April 18, 2024
BANGOR DAILY NEWS (BANGOR, MAINE

Most DeCoster safety problems corrected, audit finds

TURNER — An independent audit shows most safety problems at the former DeCoster Egg Farms have been fixed, allowing a federal fine to be reduced by $1.9 million, farm representatives said Thursday.

The audit found that 92.3 percent of problems cited by the Occupational Safety and Health Administration during its 1996 investigation have been fixed.
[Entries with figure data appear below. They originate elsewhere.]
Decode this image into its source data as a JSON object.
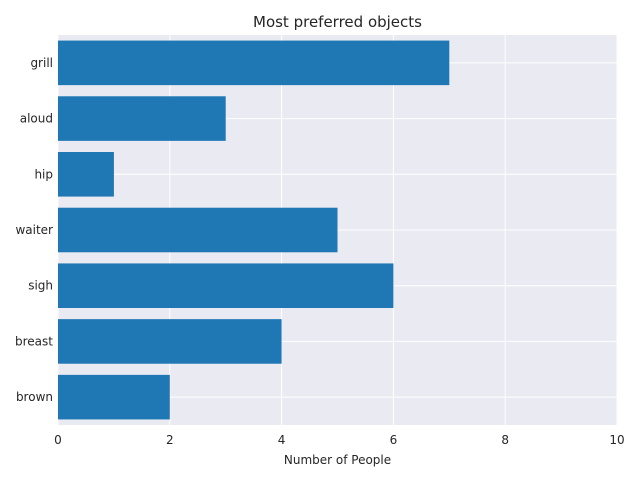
{
  "chart_data": {
    "type": "bar",
    "orientation": "horizontal",
    "title": "Most preferred objects",
    "xlabel": "Number of People",
    "ylabel": "",
    "categories": [
      "grill",
      "aloud",
      "hip",
      "waiter",
      "sigh",
      "breast",
      "brown"
    ],
    "values": [
      7,
      3,
      1,
      5,
      6,
      4,
      2
    ],
    "xlim": [
      0,
      10
    ],
    "xticks": [
      0,
      2,
      4,
      6,
      8,
      10
    ],
    "grid": true,
    "bar_color": "#1f77b4",
    "background_color": "#eaeaf2",
    "grid_color": "#ffffff"
  }
}
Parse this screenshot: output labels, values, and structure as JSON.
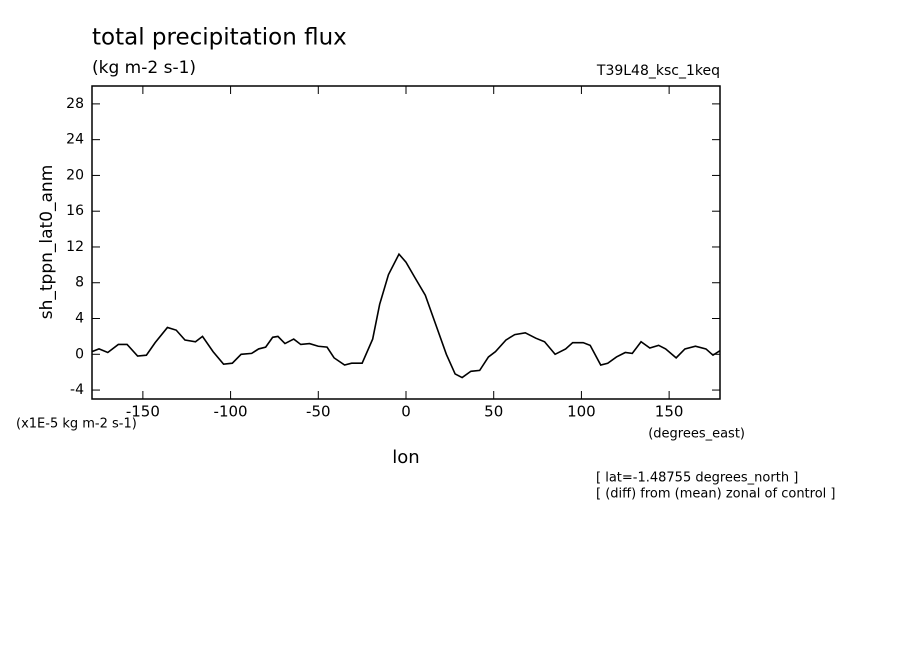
{
  "chart_data": {
    "type": "line",
    "title": "total precipitation flux",
    "subtitle": "(kg m-2 s-1)",
    "dataset_label": "T39L48_ksc_1keq",
    "y_label": "sh_tppn_lat0_anm",
    "y_units": "(x1E-5 kg m-2 s-1)",
    "x_label": "lon",
    "x_units": "(degrees_east)",
    "notes": [
      "[ lat=-1.48755 degrees_north ]",
      "[ (diff) from (mean) zonal of control ]"
    ],
    "xlim": [
      -179,
      179
    ],
    "ylim": [
      -5,
      30
    ],
    "xticks": [
      -150,
      -100,
      -50,
      0,
      50,
      100,
      150
    ],
    "yticks": [
      -4,
      0,
      4,
      8,
      12,
      16,
      20,
      24,
      28
    ],
    "series": [
      {
        "color": "#000000",
        "x": [
          -179,
          -175,
          -170,
          -164,
          -159,
          -153,
          -148,
          -143,
          -136,
          -131,
          -126,
          -120,
          -116,
          -110,
          -104,
          -99,
          -94,
          -88,
          -84,
          -80,
          -76,
          -73,
          -69,
          -64,
          -60,
          -55,
          -50,
          -45,
          -41,
          -35,
          -31,
          -25,
          -19,
          -15,
          -10,
          -4,
          0,
          5,
          11,
          17,
          23,
          28,
          32,
          37,
          42,
          47,
          51,
          57,
          62,
          68,
          74,
          79,
          85,
          91,
          95,
          101,
          105,
          111,
          115,
          120,
          125,
          129,
          134,
          139,
          144,
          148,
          154,
          159,
          165,
          171,
          175,
          179
        ],
        "values": [
          0.3,
          0.6,
          0.2,
          1.1,
          1.1,
          -0.2,
          -0.1,
          1.3,
          3.0,
          2.7,
          1.6,
          1.4,
          2.0,
          0.3,
          -1.1,
          -1.0,
          0,
          0.1,
          0.6,
          0.8,
          1.9,
          2.0,
          1.2,
          1.7,
          1.1,
          1.2,
          0.9,
          0.8,
          -0.4,
          -1.2,
          -1.0,
          -1.0,
          1.7,
          5.6,
          8.9,
          11.2,
          10.3,
          8.6,
          6.6,
          3.3,
          0,
          -2.2,
          -2.6,
          -1.9,
          -1.8,
          -0.3,
          0.3,
          1.6,
          2.2,
          2.4,
          1.8,
          1.4,
          0,
          0.6,
          1.3,
          1.3,
          1.0,
          -1.2,
          -1.0,
          -0.3,
          0.2,
          0.1,
          1.4,
          0.7,
          1.0,
          0.6,
          -0.4,
          0.6,
          0.9,
          0.6,
          -0.1,
          0.4
        ]
      }
    ]
  }
}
The threshold for a reduction in OSHA’s $3.9 million fine to $2 million was 90 percent.

The safety audit, along with a vote by workers against union representation in March, show that things have improved to the point that supermarkets should end their boycott, said Thomas Somers, a lawyer for Maine Ag and Quality Egg, the companies formed after the DeCoster Egg Farms dissolved last year.

Shaw’s, Hannaford Bros., Stop & Shop, and Star markets have stopped carrying DeCoster eggs.

“The regional boycott against eggs produced on the farm should end immediately,” he said.

OSHA, which received a draft copy Thursday, reserves the right to make comments and send the 800-page document back for revisions, said Ted Fitzgerald, an OSHA spokesman in Boston.

“While the preliminary results have leaked out to the press, consumers must bear in mind that the conclusions are not final,” he said.

DeCoster was the largest egg producer in Maine when it was fined for violating federal workplace health and safety laws.

The audit was conducted by a Massachusetts-based safety consultant jointly selected by DeCoster and OSHA.

Labor Department officials said farm workers had to pick up dead chickens with their bare hands, faced exposure to manure possibly contaminated with salmonella, and lived in trailers infested with rats and cockroaches.

With the backing of the Mexican government, 14 former employees of the DeCoster Egg Farm filed a class-action lawsuit last month, claiming in part that Mexican workers were forced to live in squalor.

Somers said the report proves that those days are long gone.

“It really puts to rest those allegations that continue to be made about the farm, that workers are being mistreated, that they’re being discriminated [against] and that there are OSHA violations,” he said.